|Year : 2013 | Volume
| Issue : 1 | Page : 108-110
A case of bilateral tibial hemimelia type VIIa
Selvakumar Chinnakkannan1, Rashmi Ranjan Das2, K Rughmini1, Sufath Ahmed1
1 Department of Pediatrics, Sree Balaji Medical College, Chrompet, Chennai, India
2 Department of Pediatrics, All India Institute of Medical Sciences, New Delhi, India
|Date of Web Publication||4-Jun-2013|
Rashmi Ranjan Das
Department of Pediatrics, All India Institute of Medical Sciences, New Delhi - 110 029
Source of Support: None, Conflict of Interest: None
| Abstract|| |
Congenital absence of tibia is a rare anomaly, and may be total or partial, unilateral or bilateral. Total absence is more frequent than partial, unilateral absence occurs more often than bilateral, with right limb more commonly affected than the left. In partial defect, almost always the distal end of the bone is affected, and of the bilateral cases, there may be total absence on both sides, or total on one side and partial on the other. Males are slightly more commonly affected than the females. Though, the family history is usually negative for congenital abnormalities and other diseases, there is a considerable chance of occurrence of congenital defect of the tibia or of other abnormalities, in near or remote relatives. We report a case of newborn having bilateral tibial hemimelia type VIIa.

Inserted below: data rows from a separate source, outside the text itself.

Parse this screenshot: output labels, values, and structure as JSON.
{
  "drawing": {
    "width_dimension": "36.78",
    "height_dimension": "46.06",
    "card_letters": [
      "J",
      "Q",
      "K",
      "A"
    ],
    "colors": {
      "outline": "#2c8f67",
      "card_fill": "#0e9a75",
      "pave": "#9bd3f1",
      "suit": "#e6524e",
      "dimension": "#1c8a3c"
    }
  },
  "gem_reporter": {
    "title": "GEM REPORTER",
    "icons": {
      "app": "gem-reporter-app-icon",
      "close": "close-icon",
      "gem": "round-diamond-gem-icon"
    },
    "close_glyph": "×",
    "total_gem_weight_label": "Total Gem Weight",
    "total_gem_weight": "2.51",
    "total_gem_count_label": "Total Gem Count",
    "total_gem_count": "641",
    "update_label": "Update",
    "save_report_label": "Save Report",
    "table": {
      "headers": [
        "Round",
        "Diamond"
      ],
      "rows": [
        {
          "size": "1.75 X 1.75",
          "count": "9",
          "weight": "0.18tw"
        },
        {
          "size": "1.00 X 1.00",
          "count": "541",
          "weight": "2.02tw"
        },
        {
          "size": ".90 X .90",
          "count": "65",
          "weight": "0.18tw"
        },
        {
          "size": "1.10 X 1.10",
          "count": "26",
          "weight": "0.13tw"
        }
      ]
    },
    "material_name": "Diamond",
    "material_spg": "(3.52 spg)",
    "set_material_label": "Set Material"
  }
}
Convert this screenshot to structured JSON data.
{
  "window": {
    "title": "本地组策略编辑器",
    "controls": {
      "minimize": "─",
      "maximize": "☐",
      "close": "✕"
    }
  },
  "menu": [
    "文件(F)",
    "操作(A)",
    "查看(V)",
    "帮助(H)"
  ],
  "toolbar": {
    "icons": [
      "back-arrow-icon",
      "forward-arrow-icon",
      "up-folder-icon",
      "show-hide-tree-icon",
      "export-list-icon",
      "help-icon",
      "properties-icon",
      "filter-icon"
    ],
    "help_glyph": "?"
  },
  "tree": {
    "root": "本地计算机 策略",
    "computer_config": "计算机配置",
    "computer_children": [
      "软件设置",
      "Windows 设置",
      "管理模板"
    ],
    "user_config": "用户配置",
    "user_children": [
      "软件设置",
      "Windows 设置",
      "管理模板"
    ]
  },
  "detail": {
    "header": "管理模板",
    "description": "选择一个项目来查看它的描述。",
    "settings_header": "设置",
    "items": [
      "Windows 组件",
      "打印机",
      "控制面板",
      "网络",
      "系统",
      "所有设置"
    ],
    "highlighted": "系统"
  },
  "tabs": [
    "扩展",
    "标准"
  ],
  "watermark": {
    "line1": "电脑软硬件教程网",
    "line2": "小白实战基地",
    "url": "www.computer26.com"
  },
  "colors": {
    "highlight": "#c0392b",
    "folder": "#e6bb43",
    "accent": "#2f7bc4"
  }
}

Keywords: Aplasia, congenital anomaly, tibial defect, tibial hememelia
|How to cite this article:|
Chinnakkannan S, Das RR, Rughmini K, Ahmed S. A case of bilateral tibial hemimelia type VIIa. Indian J Hum Genet 2013;19:108-10
|How to cite this URL:|
Chinnakkannan S, Das RR, Rughmini K, Ahmed S. A case of bilateral tibial hemimelia type VIIa. Indian J Hum Genet [serial online] 2013 [cited 2016 May 24];19:108-10. Available from: http://www.ijhg.com/text.asp?2013/19/1/108/112924
| Introduction|| |
Tibial hemimelia is a very rare disease with an incidence of 1 in 1,000,000 live births.  It is characterized by deficiency of tibia with relatively intact fibula. It causes marked shortening of the involved extremity with a severe equinovarus deformity.  The defect could be either complete or incomplete, and occurs either as a solitary disorder, or as a part of more complex malformation syndrome. , Associated abnormalities include those of the musculo-skeletal system of both lower and upper limbs, oro-facial part, uro-genital, and cardiovascular systems. The tibial reduction defects were initially classified into 4 major types based only on X-ray findings,  however, later expanded to seven major types and five sub-groups according to the therapeutic relevance and considering the importance of cartilaginous anlage [Table 1].  According to the Weber-classification the sequence of the distribution of tibial hemimelia types is as follows: 62% of cases with type-VII, 15% with type-III, 6% with type-I, 6% with type-V, 5% with type-II, 3% with type-IV, and 3% with type-VI. If the older-classification corresponds to Weber-classification, then the sequence of the distribution would have been as follows: 61% of cases with type-I, 16% with type-II, 5% with type-IV, 3% with type-III, and 15% with not otherwise specified. We describe a rare case of bilateral tibial hemimelia that would be classified as type-I in older-classification, however, type-VII according to the Weber-classification.
| Case Report|| |
A male infant was born at 38 weeks gestation to a 28-year-old Gravida 3, Para 2, mother with two living issue. Except for fever of 1 week duration (cause not known) during the first trimester, the antenatal period was mostly uncomplicated, without any history of diabetes or hypertension. His mother was a non-smoker, but had undergone chest X-ray once during the first trimester for fever work-up. There was no history of any teratogenic drug intake by the mother including routine multivitamin supplementation also.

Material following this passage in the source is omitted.